Shell Egypt and the Apache Corporation signed Egypt’s first contract for the production of shale gas in Egypt, the oil ministry announced on Wednesday.
The production contract follows years of exploration and feasibility testing by foreign oil companies interested in extracting Egypt’s shale gas.
The project, in the Abuel Garadeek region of the Western Desert, involves drilling three horizontal wells with initial investments of US$30-US$40 million from Shell and Apache. Gas will be extracted using a technique known as hydraulic fracturing, or fracking, in which a high-pressure fluid is injected into a well to create cracks in deep rock formations and release natural gas inside.
Hydraulic fracturing has proven controversial in other countries due to what opponents characterize as health and environmental risks. The technique requires vast amounts of water—between 2 and 4 million gallons per well in the United States. The water is mixed with a variety of chemicals to help release gas, some of which are known to be harmful to mammals. Industry claims the additives are no more dangerous than food-grade chemicals, but keep their exact mixtures a trade secret.
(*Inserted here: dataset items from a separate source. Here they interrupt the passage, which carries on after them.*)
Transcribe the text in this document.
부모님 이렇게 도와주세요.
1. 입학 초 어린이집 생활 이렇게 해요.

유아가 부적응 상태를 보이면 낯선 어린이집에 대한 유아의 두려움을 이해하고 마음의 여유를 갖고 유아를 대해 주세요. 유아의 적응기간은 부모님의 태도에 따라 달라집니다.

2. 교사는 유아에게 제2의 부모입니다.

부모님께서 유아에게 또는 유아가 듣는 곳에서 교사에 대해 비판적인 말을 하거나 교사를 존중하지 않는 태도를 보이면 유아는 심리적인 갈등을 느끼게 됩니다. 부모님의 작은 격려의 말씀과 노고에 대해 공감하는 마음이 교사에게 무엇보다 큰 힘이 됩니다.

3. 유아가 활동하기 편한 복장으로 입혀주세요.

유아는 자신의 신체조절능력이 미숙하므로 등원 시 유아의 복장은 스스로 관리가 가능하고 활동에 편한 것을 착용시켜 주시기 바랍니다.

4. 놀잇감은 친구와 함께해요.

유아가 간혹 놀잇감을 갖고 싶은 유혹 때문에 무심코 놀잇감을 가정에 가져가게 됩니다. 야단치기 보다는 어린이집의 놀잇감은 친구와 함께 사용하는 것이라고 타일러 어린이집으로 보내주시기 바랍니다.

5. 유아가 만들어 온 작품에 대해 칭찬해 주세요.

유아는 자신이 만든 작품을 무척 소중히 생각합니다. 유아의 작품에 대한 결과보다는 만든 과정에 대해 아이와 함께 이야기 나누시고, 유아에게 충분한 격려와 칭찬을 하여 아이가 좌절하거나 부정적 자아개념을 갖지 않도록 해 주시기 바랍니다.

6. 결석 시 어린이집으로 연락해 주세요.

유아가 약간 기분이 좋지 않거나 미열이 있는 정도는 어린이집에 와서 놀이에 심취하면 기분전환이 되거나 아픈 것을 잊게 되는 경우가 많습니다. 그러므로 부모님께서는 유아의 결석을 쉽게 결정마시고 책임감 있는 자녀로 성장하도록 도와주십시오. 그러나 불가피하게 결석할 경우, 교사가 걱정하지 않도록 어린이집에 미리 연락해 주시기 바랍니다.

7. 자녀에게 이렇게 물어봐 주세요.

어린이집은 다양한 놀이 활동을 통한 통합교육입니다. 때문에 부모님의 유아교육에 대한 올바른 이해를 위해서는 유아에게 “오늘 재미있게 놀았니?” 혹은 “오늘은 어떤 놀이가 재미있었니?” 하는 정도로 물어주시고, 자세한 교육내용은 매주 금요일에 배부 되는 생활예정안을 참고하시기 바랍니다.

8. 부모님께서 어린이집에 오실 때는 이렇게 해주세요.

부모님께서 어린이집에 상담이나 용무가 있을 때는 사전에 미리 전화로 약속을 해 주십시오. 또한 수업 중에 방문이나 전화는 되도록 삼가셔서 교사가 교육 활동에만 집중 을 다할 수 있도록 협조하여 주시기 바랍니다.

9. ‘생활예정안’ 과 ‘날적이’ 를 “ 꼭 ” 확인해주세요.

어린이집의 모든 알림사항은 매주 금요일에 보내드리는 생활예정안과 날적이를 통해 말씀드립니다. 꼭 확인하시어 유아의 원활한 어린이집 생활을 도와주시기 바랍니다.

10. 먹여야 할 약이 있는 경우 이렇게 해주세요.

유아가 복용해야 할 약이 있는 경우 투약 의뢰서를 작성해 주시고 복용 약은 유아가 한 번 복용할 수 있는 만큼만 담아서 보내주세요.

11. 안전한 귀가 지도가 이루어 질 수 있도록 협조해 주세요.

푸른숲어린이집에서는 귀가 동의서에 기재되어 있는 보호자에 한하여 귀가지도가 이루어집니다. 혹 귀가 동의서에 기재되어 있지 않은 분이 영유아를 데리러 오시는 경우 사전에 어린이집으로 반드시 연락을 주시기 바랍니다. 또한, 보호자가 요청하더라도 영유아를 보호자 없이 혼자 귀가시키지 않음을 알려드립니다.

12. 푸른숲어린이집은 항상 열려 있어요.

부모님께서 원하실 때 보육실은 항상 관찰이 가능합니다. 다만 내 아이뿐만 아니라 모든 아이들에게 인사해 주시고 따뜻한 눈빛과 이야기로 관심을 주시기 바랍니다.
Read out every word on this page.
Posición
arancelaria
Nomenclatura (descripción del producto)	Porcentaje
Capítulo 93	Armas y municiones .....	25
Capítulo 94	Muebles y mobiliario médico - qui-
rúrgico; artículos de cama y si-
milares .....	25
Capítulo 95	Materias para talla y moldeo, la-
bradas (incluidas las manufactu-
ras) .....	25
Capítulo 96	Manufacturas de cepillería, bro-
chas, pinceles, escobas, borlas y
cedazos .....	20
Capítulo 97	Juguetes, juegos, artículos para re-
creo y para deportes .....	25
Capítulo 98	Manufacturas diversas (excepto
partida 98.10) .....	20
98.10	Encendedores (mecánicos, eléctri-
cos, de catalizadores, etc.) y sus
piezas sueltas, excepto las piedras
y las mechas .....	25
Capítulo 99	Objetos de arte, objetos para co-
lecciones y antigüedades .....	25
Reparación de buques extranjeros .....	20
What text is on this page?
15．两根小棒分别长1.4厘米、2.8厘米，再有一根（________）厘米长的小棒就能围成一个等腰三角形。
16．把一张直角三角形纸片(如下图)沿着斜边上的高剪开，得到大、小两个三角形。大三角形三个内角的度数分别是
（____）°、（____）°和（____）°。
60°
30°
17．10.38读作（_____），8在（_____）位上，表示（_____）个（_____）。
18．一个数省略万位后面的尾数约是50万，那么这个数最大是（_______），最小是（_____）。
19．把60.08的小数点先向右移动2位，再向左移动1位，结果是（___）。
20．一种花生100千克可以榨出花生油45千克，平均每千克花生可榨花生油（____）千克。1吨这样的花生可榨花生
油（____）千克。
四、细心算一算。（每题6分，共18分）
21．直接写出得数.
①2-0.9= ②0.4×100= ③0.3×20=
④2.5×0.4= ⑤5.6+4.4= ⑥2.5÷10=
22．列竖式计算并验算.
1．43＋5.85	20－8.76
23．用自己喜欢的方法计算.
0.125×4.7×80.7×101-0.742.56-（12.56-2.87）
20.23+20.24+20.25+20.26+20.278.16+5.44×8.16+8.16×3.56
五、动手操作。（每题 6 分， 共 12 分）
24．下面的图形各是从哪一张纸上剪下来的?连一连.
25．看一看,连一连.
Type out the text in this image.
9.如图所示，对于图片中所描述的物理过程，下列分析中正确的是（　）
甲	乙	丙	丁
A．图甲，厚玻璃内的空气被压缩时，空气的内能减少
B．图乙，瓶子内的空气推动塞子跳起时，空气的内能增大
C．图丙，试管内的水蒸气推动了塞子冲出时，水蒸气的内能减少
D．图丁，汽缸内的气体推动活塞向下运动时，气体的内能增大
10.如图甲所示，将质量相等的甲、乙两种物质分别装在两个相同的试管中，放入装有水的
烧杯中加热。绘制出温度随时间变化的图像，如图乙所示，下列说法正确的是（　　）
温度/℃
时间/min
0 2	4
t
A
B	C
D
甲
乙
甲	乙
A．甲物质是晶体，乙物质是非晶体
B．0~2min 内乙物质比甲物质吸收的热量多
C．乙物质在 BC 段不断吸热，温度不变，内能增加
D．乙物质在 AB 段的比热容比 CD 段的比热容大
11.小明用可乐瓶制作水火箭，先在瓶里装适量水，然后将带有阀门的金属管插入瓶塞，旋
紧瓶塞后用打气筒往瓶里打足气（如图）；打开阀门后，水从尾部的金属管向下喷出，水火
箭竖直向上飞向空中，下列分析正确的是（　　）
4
If fracking fluids are handled improperly, they can lead to surface water contamination, or seep into ground water if they escape the rock formation being fractured. Protests have also been staged due to air pollution from methane gas, sulfur dioxide and other potentially dangerous emissions.
However, the technique allows gas to be extracted economically from reservoirs that are not easily accessible by conventional drilling techniques. The technique has fueled a gas and oil boom in North America, opening the way for the United States to push past Russia and Saudi Arabia as the world’s number one oil producer.
The United States energy administration estimates that Egypt has up to 100 trillion cubic feet of technically recoverable shale gas reserves. By contrast, the country is believed to have just 77 trillion cubic feet of conventional gas.
Egypt, whose economic recovery has been hampered by fuel shortages, is eager to tap into these reserves. Petroleum Minister Sherif Ismail noted that the deal signed today will “open up new horizons” for producing unconventional gas in the Western Desert region.
Egypt, which currently has around 663 cubic meters of water per capita, falls below the United Nations threshold for water poverty, which is set at 1,000 cubic meters per person.
Europe and North America have also seen protests over the use of public land for hydraulic fracturing, and concerns that the process is triggering an increase in earthquakes.
Egypt has also seen controversies around fracking. Environmentalists claim that fracking tests near Aswan were responsible for flooding in Faras, a charge that DanaGas, the operator of the well in question denied.
*This article has been updated after reader comments to reflect the controversy around fracking in Faras since 2009.